We meet our Canadian protagonist, Richard Hannay, played by George Maratos, in his West End London flat. It’s the mid-Thirties and he’s bored.

So he decides to go to the theatre. This cures his boredom. It will cure yours.

In Hannay’s case, a mysterious woman takes a seat next to him, shoots into the ceiling to cause a diversion, and invites herself back to his home.

I think the Guild’s The 39 Steps will itself serve to entertain you, but by all means share the vacant seat beside you (if there is one) with any mysterious woman who inquires about it. Who knows what might happen?

Carrie Burgess as Pamela, George Maratos as Richard Hannay in The 39 Steps

As a location, the theatre frames the script. The crazy part of the action begins and ends in the theatre. Al Loewen’s set picks up on this element. A red arch decorated in gold geometric patterns stretches across the top of the set, with red and gold curtains and theatre boxes on each side.

At the top of the play, these “theatrical” elements open on a minimalist, pleasing arrangement of three steamer-trunk style boxes, two stepladders, and an armchair tucked in the corner.

The theatre also frames this script on a deeper level.

John Buchan wrote the original story in 1915 as what he called a “shocker.” In Wikipedia’s definition that is “an adventure where the events in the story are unlikely and the reader is only just able to believe that they really happened.”

So from the start, it was written as something completely dependent on the viewer’s willing suspension of disbelief.

Patrick Barlow’s play is based more on Alfred Hitchcock’s film version of the story than on the original book. I have seen plays based on films that bombed, partly because they did not understand the differences between the two media.

Mostly, they tried to be too realistic, to duplicate the film.

But theatre runs on our complicity. Just as Anabella Schmidt (Carrie Burgess) invites Hannay to become “involved” in her spy story, running her hands up his lapels, we too become involved.

We suspend our disbelief as the actors create a stunning variety of environments with a very simple set. No one in the audience was wishing for flies with realistic set pieces moving up and down.

What we got was so much funnier. The more they asked of our imaginations, the funnier it got.

When two ersatz policemen order Pamela (also Burgess) into the car, she asks, “What car?”, and they say, “Oh,” and proceed to build it out of two boxes, two folding chairs, and a music stand for a steering wheel.

It’s not realistic. It’s awesome theatre. Good work, cast and director Clinton Walker.

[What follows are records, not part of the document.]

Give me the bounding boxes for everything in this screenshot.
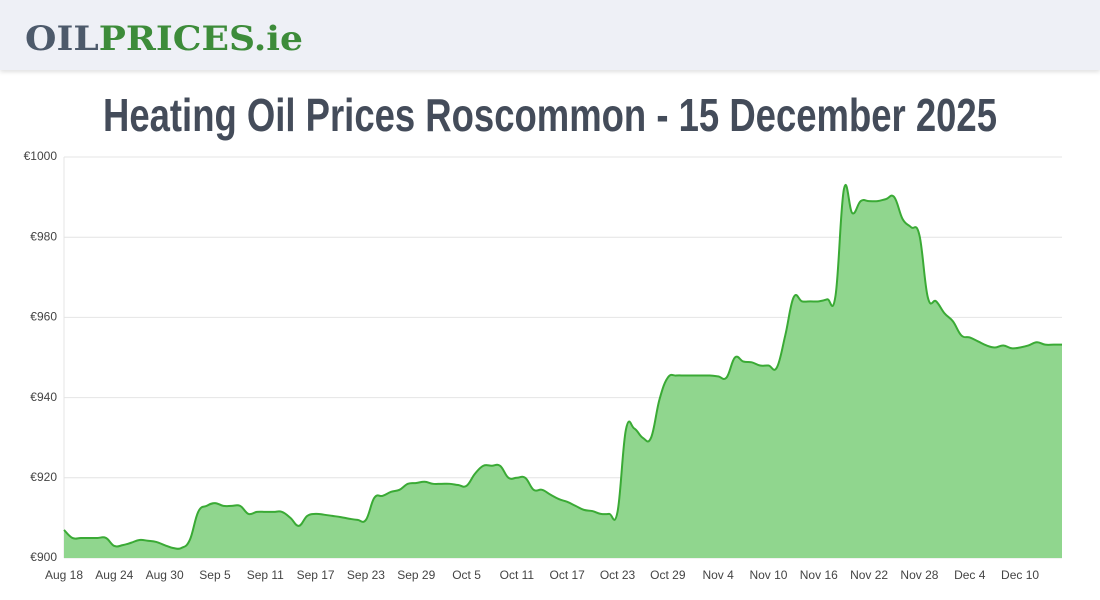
x-tick-label: Sep 11 (247, 568, 284, 582)
logo[interactable]: OIL PRICES.ie (25, 19, 303, 59)
x-tick-label: Oct 5 (452, 568, 481, 582)
x-tick-label: Nov 10 (749, 568, 787, 582)
y-tick-label: €960 (30, 310, 57, 324)
y-tick-label: €920 (30, 470, 57, 484)
logo-second: PRICES.ie (99, 19, 303, 59)
x-tick-label: Oct 23 (600, 568, 636, 582)
chart-title: Heating Oil Prices Roscommon - 15 Decemb… (103, 89, 997, 141)
x-tick-label: Dec 10 (1001, 568, 1039, 582)
x-tick-label: Oct 11 (500, 568, 535, 582)
price-line (63, 184, 1062, 550)
x-tick-label: Dec 4 (954, 568, 986, 582)
header-bar (0, 0, 1100, 70)
x-tick-label: Sep 29 (397, 568, 435, 582)
x-tick-label: Nov 28 (900, 568, 938, 582)
y-tick-label: €980 (30, 229, 57, 243)
x-tick-label: Nov 16 (800, 568, 838, 582)
area-fill (64, 184, 1062, 558)
x-tick-label: Sep 5 (199, 568, 231, 582)
y-tick-label: €1000 (24, 149, 58, 163)
y-tick-label: €940 (30, 390, 57, 404)
x-tick-label: Nov 4 (702, 568, 734, 582)
x-tick-label: Oct 29 (650, 568, 686, 582)
x-tick-label: Aug 24 (95, 568, 133, 582)
x-tick-label: Nov 22 (850, 568, 888, 582)
x-tick-label: Oct 17 (550, 568, 586, 582)
logo-first: OIL (25, 19, 99, 59)
y-tick-label: €900 (30, 550, 57, 564)
x-tick-label: Aug 30 (146, 568, 184, 582)
x-tick-label: Sep 17 (297, 568, 335, 582)
x-tick-label: Aug 18 (45, 568, 83, 582)
x-tick-label: Sep 23 (347, 568, 385, 582)
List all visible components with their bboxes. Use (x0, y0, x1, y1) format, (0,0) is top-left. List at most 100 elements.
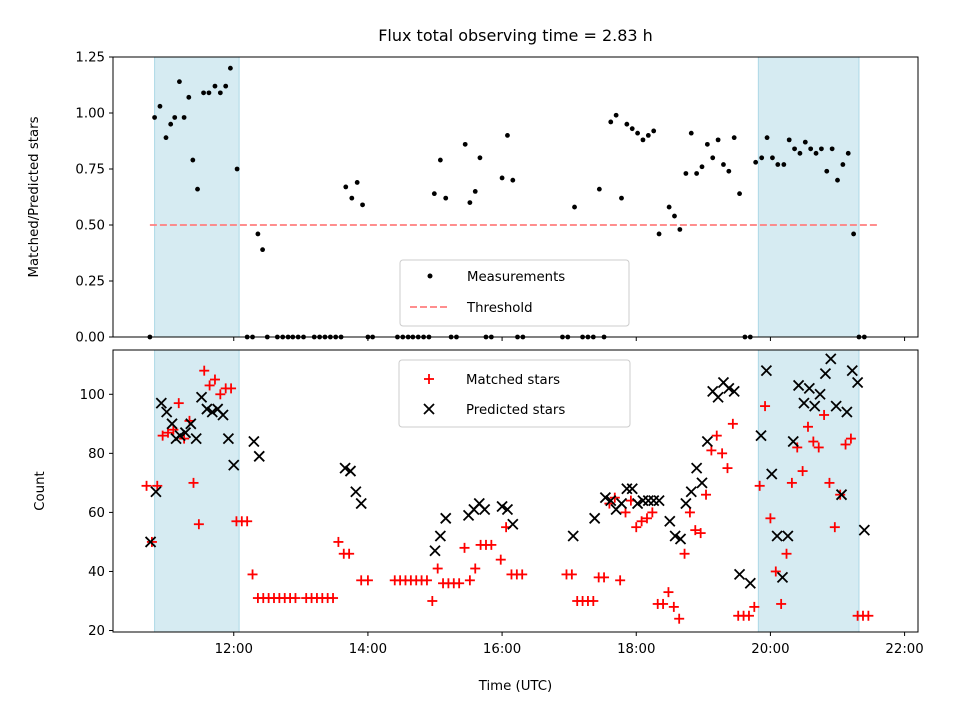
matched-star-point (819, 409, 830, 420)
measurement-point (354, 180, 360, 185)
measurement-point (190, 157, 196, 163)
x-mark-b (792, 379, 805, 392)
x-mark-b (728, 385, 740, 397)
measurement-point (775, 162, 781, 167)
predicted-star-point (501, 503, 514, 516)
predicted-star-point (599, 492, 612, 504)
count-panel: 20 40 60 80 100 12:00 14:00 16:00 18:00 20:00 22:… (33, 349, 924, 694)
x-mark-b (605, 494, 617, 507)
matched-star-point (427, 595, 438, 606)
matched-star-point (754, 480, 765, 491)
predicted-star-point (723, 382, 735, 395)
matched-star-point (722, 463, 733, 474)
measurement-point (731, 135, 737, 141)
count-y-ticks: 20 40 60 80 100 (80, 388, 113, 639)
predicted-star-point (766, 468, 778, 480)
matched-star-point (706, 445, 717, 456)
matched-star-point (454, 578, 465, 589)
measurement-point (813, 150, 819, 156)
measurement-point (770, 155, 775, 161)
x-mark-b (637, 494, 649, 507)
ratio-legend-box (399, 259, 630, 327)
measurement-point (234, 166, 240, 172)
matched-star-point (679, 548, 690, 559)
predicted-star-point (690, 462, 703, 474)
x-mark-b (248, 435, 260, 448)
x-mark-b (809, 400, 821, 412)
legend-matched-label: Matched stars (466, 373, 560, 388)
measurement-point (688, 130, 694, 136)
predicted-star-point (179, 427, 192, 439)
matched-star-point (215, 389, 226, 400)
count-legend-box (398, 359, 631, 428)
matched-star-point (290, 593, 301, 604)
measurement-point (467, 200, 473, 206)
measurement-point (217, 90, 223, 96)
x-mark-b (819, 367, 832, 380)
x-mark-b (179, 427, 192, 439)
x-tick-label: 16:00 (483, 642, 521, 657)
x-mark-b (648, 494, 660, 507)
count-x-ticks: 12:00 14:00 16:00 18:00 20:00 22:00 (215, 632, 924, 657)
count-y-tick-label: 40 (88, 565, 105, 580)
x-mark-b (201, 403, 213, 415)
measurement-point (819, 146, 824, 152)
matched-star-point (792, 442, 803, 453)
predicted-star-point (440, 512, 452, 524)
measurement-point (255, 231, 261, 237)
measurement-point (683, 171, 689, 176)
legend-measurements-marker (427, 273, 433, 279)
x-mark-b (479, 503, 491, 516)
x-mark-b (825, 353, 837, 365)
predicted-star-point (631, 497, 644, 510)
predicted-star-point (185, 418, 197, 430)
predicted-stars-points (144, 353, 870, 589)
predicted-star-point (841, 406, 853, 418)
matched-star-point (615, 575, 626, 586)
x-mark-b (339, 462, 351, 474)
x-mark-b (653, 494, 665, 507)
measurement-point (572, 204, 577, 210)
predicted-star-point (248, 435, 260, 448)
predicted-star-point (206, 406, 218, 418)
x-mark-b (344, 465, 357, 477)
matched-star-point (717, 448, 728, 459)
measurement-point (694, 171, 700, 176)
x-mark-b (744, 577, 756, 589)
measurement-point (781, 162, 787, 167)
measurement-point (672, 213, 677, 219)
matched-star-point (663, 587, 674, 598)
x-mark-b (429, 545, 441, 557)
x-mark-b (798, 397, 810, 409)
matched-star-point (146, 536, 157, 547)
legend-predicted-label: Predicted stars (466, 403, 565, 418)
matched-star-point (141, 480, 152, 491)
measurement-point (656, 231, 662, 237)
count-y-axis-label: Count (33, 471, 48, 511)
predicted-star-point (669, 530, 681, 542)
measurement-point (792, 146, 797, 152)
observing-window-span (154, 56, 240, 338)
measurement-point (613, 112, 619, 118)
chart-title: Flux total observing time = 2.83 h (378, 26, 653, 45)
legend-x-glyph (423, 403, 435, 415)
x-mark-b (685, 486, 697, 498)
matched-star-point (765, 513, 776, 524)
observing-window-span (757, 56, 860, 338)
predicted-star-point (792, 379, 805, 392)
matched-star-point (674, 613, 685, 624)
predicted-star-point (201, 403, 213, 415)
measurement-point (499, 175, 505, 181)
x-mark-b (766, 468, 778, 480)
predicted-star-point (685, 486, 697, 498)
predicted-star-point (858, 524, 870, 536)
measurement-point (845, 150, 851, 156)
legend-threshold-label: Threshold (466, 301, 533, 316)
x-mark-b (190, 432, 202, 445)
predicted-star-point (144, 536, 157, 548)
measurement-point (360, 202, 365, 208)
predicted-star-point (696, 477, 708, 489)
ratio-y-ticks: 0.00 0.25 0.50 0.75 1.00 1.25 (75, 51, 113, 346)
predicted-star-point (434, 530, 447, 542)
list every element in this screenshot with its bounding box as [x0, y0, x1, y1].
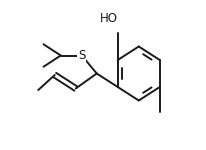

We know from the beginning that it’s not going to be realistic. Maratos is a bit over the top as Hannay, but he’s nothing like Burgess as Anabella Schmidt. Everything becomes heightened once Hannay steps into that theatre, and it doesn’t let up till the end.

Burgess moves like a dancer, using big, stylized gestures. It’s almost self-spoofing. And it tells us how far we’ll have to suspend our disbelief, what it will cost us to get “involved”.

Eric Epstein and Anthony Trombetta as the Clowns play an incredible variety of roles with a great shared sense of timing. They keep us beautifully in the present.

Though their performances are well-rehearsed, there’s a sense of freshness and discovery that made me feel, for example, like they really did have the idea for the car just then.

Costume designers Kaori Torigai and Rosie Stuckless created perfect costumes. They also had to figure out how to rig the costumes to do some crazy-quick changes.

But who were the stage hands? There’s a list of four assistant stage managers. We saw two stage hands also wearing costumes as servants and bobbies.

I love watching efficient, rehearsed set changing. These folks gave convincing little cameos in those moments.

A smoke machine gave us steam engine smoke and the foggy Scottish moors.

And there’s a wonderful shadow puppet chase scene with dogs and airplanes created by properties manager Amber Church.

If you’re looking for a deep, soul-searching theatrical experience, this isn’t the show for you. We approach the profound when Hannay has to improvise an election speech hiding his handcuffed wrist, with police officers waiting in the wings.

The character is himself performing a role he doesn’t even know. Nevertheless he seems to speak from his heart as he pleads for kindness, for a world where people help each other.

But mostly, the show works on the level of a hoot.

In the Guild Hall’s Other Room (OR), you can also see a show of paintings called The Junk Mail Menagerie by Amber Church, who also did props and scenic painting on the show. Church assembled polygons from junk mail she received during the last election.

She painted whimsical stylized animals on them with black outlines and cartoon-like black and white eyes.

Audiences will be laughing at The 39 Steps till February 25.